Fitted diapers also require waterproof covers. The key difference between fitted and prefolds is that they don't need folding or any special fastener to stay closed. If you choose this type, you'll have to buy different sizes as your baby grows. Each size fits a good range of weights, though.

5. Hybrids

I eventually added some gDiapers to my collection when we started traveling and using a sitter more frequently. As the name implies, hybrid diapers provide a mix of options depending on your preferences. You can fill the reusable waterproof cover with a disposable or cloth insert. They come in one-size and individual sizes. Hybrid diapers certainly offer the most flexibility in the bunch.

6. Used

Seriously. There are thousands of people who incorporate used cloth diapers into their stashes. In fact, that's another reason cloth is a good investment — you can sell them or reuse them when your baby is done. Check out sites like ClothDiaperTrader where you can get gently used diapers for a fraction of their original prices.

Smart Setup

Once you've chosen your diaper type(s), move your attention to your diaper station setup. Much of what you assemble will be the same as if you were using disposables. However, there are some key things that will make life easier on you and others who diaper your child.

1. Diaper Pail and Liner

You'll need somewhere to store the dirty diapers while they're waiting to be washed. We used a tall plastic garbage can with a snap-shut cover and wheels. Instead of lining it with a garbage bag, we bought two reusable diaper pail liners that get washed with the diapers. Toss the diapers in the bin, wheel it to your washing machine, and go.

2. Prep Your Diapers

If you use pocket diapers, prefolds, hybrids, or anything else with more than one part — stuff it or lay it out ahead of time. I used to do this while watching television when they were fresh from the dryer. If you use all-in-ones, you can skip this step. Regardless, taking a bit of time to have everything organized is well worth it.

3. Diaper Liners

Over time, diaper creams and salves can cause the diaper to lose its absorbency. If you need to use creams on your baby, you'll want to use diaper liners to protect the fabric from buildup. To make sure you use them, stick them somewhere next to your wipes. Bonus: Diaper liners also make cleaning up solids much easier.

4. Cloth Wipes

Using cloth wipes is entirely optional. But if you're already washing diapers, tossing in wipes isn't that much more work. You can even make your own cloth wipes by cutting pieces of flannel fabric and soaking them in a gentle wash solution that's just a mixture of water, soap, and oil. Keep your wipes in a plastic bag or container until you're ready to use.

Notes on Laundering

To keep your stash fresh and friendly for your child's bum, you'll want to wash every day or every other day. Jillian's Drawers, a cloth diaper shop near where I live, suggests washing no more than 12 to 18 diapers at a time, using your machine's highest water level setting and hot water.

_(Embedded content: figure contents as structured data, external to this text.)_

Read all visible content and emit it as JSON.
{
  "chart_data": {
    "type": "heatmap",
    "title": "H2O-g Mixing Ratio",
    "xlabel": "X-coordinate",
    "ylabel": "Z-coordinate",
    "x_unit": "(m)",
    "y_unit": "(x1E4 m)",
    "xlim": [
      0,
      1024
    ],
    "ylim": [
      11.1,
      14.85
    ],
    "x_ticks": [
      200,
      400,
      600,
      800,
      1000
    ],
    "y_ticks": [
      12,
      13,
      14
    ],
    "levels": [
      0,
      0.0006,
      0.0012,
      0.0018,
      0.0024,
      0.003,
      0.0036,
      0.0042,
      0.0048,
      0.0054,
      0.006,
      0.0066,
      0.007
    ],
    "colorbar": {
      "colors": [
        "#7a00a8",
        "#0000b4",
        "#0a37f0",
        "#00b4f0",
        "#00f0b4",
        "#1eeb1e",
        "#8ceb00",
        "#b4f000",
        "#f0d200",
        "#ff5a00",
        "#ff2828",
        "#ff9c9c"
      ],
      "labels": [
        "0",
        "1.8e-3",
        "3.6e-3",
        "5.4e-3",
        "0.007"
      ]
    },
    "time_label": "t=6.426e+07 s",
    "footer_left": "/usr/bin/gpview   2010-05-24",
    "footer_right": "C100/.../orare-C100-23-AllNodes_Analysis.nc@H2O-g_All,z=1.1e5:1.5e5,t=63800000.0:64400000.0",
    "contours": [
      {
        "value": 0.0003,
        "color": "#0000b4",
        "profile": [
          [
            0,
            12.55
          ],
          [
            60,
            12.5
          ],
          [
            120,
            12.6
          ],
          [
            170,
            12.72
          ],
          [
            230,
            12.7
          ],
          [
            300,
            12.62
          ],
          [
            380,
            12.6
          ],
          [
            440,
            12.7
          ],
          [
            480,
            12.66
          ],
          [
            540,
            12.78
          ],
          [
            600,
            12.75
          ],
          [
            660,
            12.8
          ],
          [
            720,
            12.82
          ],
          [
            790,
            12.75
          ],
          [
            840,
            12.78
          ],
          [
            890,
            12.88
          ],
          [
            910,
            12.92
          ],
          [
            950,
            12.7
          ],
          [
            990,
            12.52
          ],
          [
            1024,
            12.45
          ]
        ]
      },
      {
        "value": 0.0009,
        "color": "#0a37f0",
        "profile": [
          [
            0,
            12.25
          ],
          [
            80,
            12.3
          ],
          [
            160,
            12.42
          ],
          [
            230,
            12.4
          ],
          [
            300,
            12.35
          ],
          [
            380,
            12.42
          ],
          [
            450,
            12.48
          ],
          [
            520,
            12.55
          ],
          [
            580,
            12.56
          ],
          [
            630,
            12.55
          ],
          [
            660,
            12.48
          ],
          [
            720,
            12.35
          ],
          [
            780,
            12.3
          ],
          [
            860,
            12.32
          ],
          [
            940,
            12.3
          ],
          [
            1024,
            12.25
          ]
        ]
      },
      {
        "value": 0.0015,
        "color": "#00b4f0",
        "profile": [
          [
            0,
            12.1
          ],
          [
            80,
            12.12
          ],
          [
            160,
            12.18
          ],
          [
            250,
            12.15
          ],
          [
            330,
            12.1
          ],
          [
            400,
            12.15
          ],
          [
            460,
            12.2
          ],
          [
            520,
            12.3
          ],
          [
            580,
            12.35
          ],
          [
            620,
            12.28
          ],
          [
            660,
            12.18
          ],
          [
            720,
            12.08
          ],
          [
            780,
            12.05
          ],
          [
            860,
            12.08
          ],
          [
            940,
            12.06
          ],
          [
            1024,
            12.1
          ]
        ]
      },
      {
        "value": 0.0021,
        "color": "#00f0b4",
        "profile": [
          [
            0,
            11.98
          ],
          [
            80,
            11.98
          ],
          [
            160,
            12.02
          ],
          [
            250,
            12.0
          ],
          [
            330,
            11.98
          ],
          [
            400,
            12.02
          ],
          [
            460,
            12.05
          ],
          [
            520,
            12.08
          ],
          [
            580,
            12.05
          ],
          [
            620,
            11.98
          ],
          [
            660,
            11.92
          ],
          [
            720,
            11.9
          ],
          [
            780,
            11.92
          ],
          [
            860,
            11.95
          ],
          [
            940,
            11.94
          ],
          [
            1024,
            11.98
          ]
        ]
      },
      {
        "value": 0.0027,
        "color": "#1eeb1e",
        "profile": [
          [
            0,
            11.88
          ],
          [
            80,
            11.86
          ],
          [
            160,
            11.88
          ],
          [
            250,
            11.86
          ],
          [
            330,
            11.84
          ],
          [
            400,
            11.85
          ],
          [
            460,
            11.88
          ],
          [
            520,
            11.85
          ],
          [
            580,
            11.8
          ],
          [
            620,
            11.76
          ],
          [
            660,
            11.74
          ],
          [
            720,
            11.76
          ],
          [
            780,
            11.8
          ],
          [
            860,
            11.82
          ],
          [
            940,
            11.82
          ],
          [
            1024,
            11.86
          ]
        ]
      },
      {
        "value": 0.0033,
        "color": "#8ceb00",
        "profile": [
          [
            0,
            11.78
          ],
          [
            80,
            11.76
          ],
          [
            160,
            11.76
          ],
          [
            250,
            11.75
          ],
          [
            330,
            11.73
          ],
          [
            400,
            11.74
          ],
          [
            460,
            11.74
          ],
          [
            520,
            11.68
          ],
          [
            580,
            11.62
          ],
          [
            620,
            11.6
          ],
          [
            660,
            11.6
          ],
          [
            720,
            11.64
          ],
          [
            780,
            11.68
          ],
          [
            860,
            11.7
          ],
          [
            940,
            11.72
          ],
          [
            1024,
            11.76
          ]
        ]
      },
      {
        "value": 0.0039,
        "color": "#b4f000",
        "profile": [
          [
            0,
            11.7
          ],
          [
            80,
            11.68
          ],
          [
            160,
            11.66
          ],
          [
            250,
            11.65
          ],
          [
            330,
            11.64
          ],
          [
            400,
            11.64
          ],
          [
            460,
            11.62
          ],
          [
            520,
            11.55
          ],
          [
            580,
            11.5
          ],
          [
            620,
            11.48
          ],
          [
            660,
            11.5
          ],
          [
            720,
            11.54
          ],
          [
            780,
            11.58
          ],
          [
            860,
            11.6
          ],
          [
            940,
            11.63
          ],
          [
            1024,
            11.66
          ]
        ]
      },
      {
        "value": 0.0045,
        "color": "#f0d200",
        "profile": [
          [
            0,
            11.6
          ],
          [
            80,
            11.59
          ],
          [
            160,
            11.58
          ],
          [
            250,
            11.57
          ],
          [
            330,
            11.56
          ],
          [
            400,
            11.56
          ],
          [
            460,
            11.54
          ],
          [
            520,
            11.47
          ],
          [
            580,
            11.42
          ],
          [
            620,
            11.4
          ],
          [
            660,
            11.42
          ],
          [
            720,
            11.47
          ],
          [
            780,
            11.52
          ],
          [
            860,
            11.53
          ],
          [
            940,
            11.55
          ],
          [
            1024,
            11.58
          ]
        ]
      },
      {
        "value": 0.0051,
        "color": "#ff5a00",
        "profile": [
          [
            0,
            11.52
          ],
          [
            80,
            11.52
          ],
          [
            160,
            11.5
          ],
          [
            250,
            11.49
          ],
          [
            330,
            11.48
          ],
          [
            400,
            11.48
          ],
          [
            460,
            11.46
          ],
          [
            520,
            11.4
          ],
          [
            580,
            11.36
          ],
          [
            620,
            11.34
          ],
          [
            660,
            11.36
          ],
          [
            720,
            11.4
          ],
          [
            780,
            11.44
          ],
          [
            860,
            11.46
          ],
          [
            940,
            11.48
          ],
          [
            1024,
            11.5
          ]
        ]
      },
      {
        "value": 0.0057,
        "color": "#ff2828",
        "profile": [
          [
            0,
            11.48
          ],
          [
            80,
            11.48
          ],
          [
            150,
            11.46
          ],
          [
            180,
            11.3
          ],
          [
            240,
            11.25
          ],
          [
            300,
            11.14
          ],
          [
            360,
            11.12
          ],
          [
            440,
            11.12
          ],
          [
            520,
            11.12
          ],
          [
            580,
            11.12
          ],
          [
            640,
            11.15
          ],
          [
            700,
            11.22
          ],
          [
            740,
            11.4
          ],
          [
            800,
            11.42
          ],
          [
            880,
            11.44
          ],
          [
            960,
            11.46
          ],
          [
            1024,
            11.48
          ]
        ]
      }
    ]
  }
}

Try sticking to detergents that leave little residue, fragrance, and other gunk on diapers. Skip fabric softeners. The buildup can make diapers lose their absorbency over time. You can use specific diaper detergents like Rockin' Green or Molly's Suds. A lot of people use plain Tide or Charlie's Soap.

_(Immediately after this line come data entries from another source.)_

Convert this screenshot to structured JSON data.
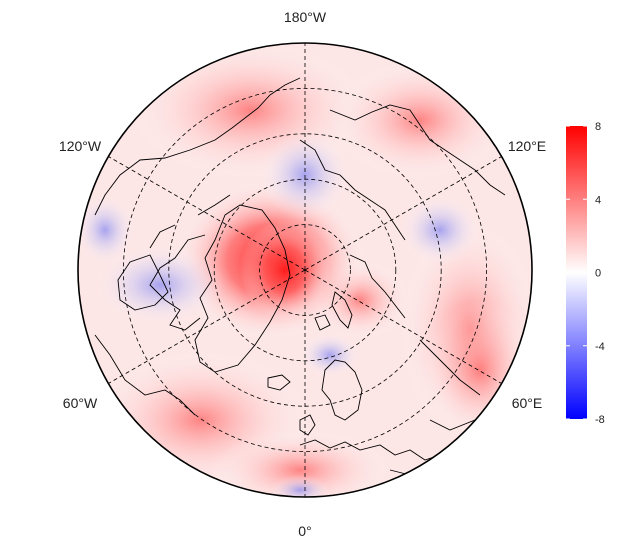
{
  "map": {
    "projection": "north-polar-stereographic",
    "longitude_labels": {
      "top": "180°W",
      "bottom": "0°",
      "upper_left": "120°W",
      "upper_right": "120°E",
      "lower_left": "60°W",
      "lower_right": "60°E"
    },
    "graticule": {
      "style": "dashed",
      "meridians_deg": [
        0,
        60,
        120,
        180,
        240,
        300
      ],
      "parallels_deg": [
        80,
        70,
        60,
        50
      ]
    }
  },
  "colorbar": {
    "ticks": [
      "8",
      "4",
      "0",
      "-4",
      "-8"
    ],
    "range": [
      -8,
      8
    ],
    "colors": {
      "high": "#ff0000",
      "mid": "#ffffff",
      "low": "#0000ff"
    }
  },
  "colors": {
    "coastline": "#000000",
    "graticule": "#000000",
    "frame": "#000000"
  }
}
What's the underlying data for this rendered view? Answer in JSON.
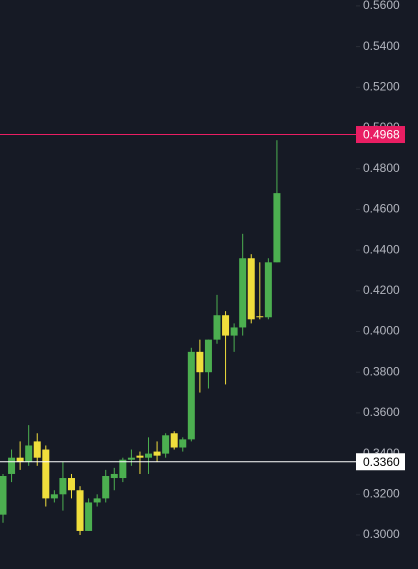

What about number two? It's also a great idea to install a diaper sprayer on your toilet to help wash away solids before they sit for too long. It takes just minutes and can save you a big stink later.

And when it comes to drying, the sun works wonders. If you can, put your diapers on a line outdoors and let the air freshen and the sun zap out stains. Otherwise, dry prefolds and diaper inserts in your machine. Try hanging covers and other diapers on a line or drying rack. They'll keep their integrity longer with gentler care.

What does your cloth diapering process look like? Any tips to share?